Cell surface protease PRT1 identified in the fungal pathogen Pneumocystis carinii.
Lugli EB., Bampton ET., Ferguson DJ., Wakefield AE.
The subtelomeric regions of the chromosomes of many organisms contain gene families that allow adaptation to a changing environment. In a number of parasites, these subtelomeric gene families encode cell surface proteins that undergo antigenic variation. Proteases are another important virulence determinant in pathogenic microorganisms. We report the localization of the PRT1 protease of the pathogenic fungus Pneumocystis carinii sp. f. carinii, encoded by a subtelomeric gene family, to the cell surface of both the trophozoite and the cyst phase of the organism.

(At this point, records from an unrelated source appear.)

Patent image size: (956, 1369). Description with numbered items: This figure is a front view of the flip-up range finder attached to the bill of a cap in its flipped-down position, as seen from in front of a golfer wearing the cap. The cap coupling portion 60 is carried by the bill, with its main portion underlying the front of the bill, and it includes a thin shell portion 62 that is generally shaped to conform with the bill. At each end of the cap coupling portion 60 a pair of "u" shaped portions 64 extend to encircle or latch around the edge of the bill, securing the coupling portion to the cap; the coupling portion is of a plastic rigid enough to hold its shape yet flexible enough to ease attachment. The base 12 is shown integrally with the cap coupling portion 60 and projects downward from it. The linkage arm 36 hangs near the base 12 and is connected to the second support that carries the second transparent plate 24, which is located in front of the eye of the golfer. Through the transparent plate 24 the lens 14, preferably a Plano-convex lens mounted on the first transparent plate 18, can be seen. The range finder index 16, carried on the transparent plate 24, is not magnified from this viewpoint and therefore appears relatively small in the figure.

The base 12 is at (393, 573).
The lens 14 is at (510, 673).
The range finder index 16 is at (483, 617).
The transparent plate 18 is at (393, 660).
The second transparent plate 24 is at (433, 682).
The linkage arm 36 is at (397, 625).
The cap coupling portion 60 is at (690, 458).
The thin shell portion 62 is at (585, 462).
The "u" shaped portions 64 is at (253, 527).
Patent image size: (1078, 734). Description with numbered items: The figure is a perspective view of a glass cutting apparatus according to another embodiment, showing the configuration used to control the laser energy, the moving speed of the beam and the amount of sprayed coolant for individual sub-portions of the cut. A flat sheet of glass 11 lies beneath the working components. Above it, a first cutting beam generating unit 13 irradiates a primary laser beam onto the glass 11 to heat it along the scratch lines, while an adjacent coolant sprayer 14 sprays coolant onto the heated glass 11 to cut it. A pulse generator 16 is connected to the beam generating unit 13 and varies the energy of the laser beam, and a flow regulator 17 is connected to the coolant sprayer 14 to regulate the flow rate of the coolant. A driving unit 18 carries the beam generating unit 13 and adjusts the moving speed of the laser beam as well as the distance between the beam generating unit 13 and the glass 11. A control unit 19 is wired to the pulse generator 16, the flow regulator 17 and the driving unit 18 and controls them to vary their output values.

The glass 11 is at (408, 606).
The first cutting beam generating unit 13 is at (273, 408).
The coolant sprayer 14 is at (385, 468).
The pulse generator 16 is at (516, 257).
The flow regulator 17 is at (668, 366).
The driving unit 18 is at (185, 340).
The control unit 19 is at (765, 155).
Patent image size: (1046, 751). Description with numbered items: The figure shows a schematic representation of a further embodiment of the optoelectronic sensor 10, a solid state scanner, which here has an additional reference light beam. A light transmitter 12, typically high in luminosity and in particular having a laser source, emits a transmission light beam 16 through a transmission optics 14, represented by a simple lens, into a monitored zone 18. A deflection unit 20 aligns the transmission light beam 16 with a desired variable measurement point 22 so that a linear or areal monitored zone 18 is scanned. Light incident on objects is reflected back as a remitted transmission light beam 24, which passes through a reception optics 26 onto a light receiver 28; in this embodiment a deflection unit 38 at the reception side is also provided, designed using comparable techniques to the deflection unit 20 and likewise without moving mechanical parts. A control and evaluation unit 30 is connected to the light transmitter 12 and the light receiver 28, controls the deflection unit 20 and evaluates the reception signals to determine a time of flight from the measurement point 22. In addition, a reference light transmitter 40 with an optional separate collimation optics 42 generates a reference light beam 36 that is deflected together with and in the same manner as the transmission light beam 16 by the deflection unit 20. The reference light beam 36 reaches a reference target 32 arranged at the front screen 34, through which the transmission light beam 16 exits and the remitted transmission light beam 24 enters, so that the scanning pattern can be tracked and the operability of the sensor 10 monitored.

Using anti-PRT1 antiserum, we demonstrated specificity to P. carinii sp. f. carinii in sections of infected rat lungs and, using immunofluorescence, we showed that the PRT1 protease has the characteristic distribution of a surface protein. The anti-PRT1 antiserum showed cross-reactivity with a number of P. carinii sp. f. carinii proteins migrating between 185 kDa and 28 kDa, the majority migrating between 42 kDa and 52 kDa, a region that has been shown by serological studies to contain important immunodominant P. carinii proteins. Cross-reactivity was also observed with P. carinii sp. f. hominis proteins. We have also cloned a portion of the catalytic domain of PRT1 from P. carinii sp. f. hominis, P. carinii sp. f. muris and P. carinii sp. f. rattus. Our data suggest that the PRT1 protease plays an important role in the pathogenicity of P. carinii.